- Born: Eric Henry Winstone 1 January 1913 London, England
- Died: 5 February 1974 (aged 61) Pagham, Sussex
- Genres: easy listening, pop
- Occupations: Bandleader, conductor, composer
- Instruments: Piano, accordion
- Years active: 1930s - 1970s

= Eric Winstone =

English bandleader (1913–1974)

Eric Henry Winstone (1 January 1913 – 2 May 1974) was an English big band leader, conductor and composer.

==Biography and career==

Playing piano in his spare time from a job as Westminster Gas and Coke Company led him to form his first band in 1935.

During World War II his orchestra entertained the forces, and performed at holiday camps after the war. In 1955 a CinemaScope short of The Eric Winstone Bandshow was made.

He was quoted in 1955 as saying that
With the exception of money, length of working hours, living and working conditions, the price of beer, and the opposite sex, a musician is completely unconcerned about the material things of life.

His limited company, Eric Winstone Orchestras Ltd., was involved in a widely reported court case involving Diana Dors in 1957. Dors had been engaged to appear with the orchestra at a charity matinee in July 1954 for the RAF Association in Clacton, where Winstone's orchestra was playing a season at Butlins holiday camp. She failed to fulfil the singing commitment, which was to take place in a cinema, due to having a septic throat. She claimed that the illness had been notified to the company. The company argued that she was fulfilling her film commitments and therefore the illness was an excuse, and furthermore that being unable to sing was not the issue at stake as merely saying "hello" would have sufficed. Winstone remarked to the audience that she was not a woman of her word, did not respect her obligations and considered the people of Clacton to be unworthy of her talents, He thereafter told a newspaper journalist that she had let him down. Winstone's company sued for breach of contract and this caused Dors to counter-sue for slander, the outcome of which was that the company was awarded £5 compensation and Dors received 100 guineas.

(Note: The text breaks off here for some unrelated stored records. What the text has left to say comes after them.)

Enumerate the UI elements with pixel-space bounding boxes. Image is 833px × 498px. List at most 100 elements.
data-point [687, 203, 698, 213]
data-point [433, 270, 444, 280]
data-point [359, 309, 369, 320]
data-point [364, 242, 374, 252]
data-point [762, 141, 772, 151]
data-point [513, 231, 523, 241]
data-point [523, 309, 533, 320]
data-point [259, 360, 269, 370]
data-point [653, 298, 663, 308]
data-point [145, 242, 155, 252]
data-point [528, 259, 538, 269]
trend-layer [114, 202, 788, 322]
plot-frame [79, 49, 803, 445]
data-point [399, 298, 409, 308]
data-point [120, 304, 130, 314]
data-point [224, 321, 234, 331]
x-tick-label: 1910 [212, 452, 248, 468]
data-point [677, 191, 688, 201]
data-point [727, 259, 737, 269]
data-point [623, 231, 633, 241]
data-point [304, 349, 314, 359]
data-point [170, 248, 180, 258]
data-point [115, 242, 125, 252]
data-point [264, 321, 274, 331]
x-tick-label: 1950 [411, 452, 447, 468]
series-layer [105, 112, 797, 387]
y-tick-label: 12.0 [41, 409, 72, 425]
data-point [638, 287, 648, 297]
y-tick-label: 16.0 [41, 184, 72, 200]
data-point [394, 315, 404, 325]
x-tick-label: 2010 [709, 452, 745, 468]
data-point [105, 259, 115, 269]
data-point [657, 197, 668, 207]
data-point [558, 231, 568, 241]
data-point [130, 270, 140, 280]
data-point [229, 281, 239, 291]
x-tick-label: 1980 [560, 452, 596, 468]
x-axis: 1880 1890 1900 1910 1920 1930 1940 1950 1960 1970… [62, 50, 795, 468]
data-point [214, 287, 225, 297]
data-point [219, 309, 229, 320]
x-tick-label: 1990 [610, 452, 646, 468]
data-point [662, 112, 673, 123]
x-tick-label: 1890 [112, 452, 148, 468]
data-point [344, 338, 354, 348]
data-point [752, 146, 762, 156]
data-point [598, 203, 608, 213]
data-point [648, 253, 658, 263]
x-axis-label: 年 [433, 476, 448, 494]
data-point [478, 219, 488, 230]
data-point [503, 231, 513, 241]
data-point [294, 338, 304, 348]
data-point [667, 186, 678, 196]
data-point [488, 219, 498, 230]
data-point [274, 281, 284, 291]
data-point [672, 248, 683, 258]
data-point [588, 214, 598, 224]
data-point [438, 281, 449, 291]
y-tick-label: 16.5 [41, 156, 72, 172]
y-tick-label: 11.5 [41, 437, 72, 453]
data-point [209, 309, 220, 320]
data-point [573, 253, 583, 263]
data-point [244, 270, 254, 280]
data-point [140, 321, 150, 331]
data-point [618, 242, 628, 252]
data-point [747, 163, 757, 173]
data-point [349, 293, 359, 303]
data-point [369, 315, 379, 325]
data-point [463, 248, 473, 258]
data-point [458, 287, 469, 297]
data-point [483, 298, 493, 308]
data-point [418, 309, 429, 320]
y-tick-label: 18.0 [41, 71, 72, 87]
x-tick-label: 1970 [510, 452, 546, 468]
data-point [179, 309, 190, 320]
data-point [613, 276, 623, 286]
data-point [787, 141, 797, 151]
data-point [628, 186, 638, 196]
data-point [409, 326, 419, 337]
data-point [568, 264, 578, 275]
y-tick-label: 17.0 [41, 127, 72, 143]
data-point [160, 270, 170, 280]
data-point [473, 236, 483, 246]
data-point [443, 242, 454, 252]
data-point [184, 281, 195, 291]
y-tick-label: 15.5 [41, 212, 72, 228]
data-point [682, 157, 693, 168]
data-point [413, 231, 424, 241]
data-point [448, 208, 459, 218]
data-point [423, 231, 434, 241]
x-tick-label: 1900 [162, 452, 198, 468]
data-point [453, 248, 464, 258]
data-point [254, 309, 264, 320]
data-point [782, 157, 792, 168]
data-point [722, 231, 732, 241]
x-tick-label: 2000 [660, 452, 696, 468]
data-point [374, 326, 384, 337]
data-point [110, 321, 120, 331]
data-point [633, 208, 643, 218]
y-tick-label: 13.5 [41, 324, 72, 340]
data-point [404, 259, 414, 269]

The judge in the case said that the company's financial loss had been non-existent, having heard that it was to receive £210 for the performance and a further £40 if all the seats were sold. Dors, who was to receive £80 for her fifteen-minute appearance, donated her court award to the charity. Her husband had said in court that the need for a court's ruling (by which he was referring to the company's claim) was "a waste of time".

==Personal life==

Winstone had a somewhat tempestuous personal life at times. In September 1959 he obtained a court order that banned his mother-in-law from staying at his home. In the same month a court ordered that an "iron curtain" be constructed in the property so as to split the rooms between himself, then aged 46, and his wife and two-year-old daughter. He was also ordered to stop playing his piano by 6pm each day in order not to disturb his family. At that time he was using it to compose arrangements for three bands and five radio shows. Four months later, his then 26-year-old wife, Myrtle Shepherd, a former fashion model, was seeking a judicial separation. They had married on 25 February 1957.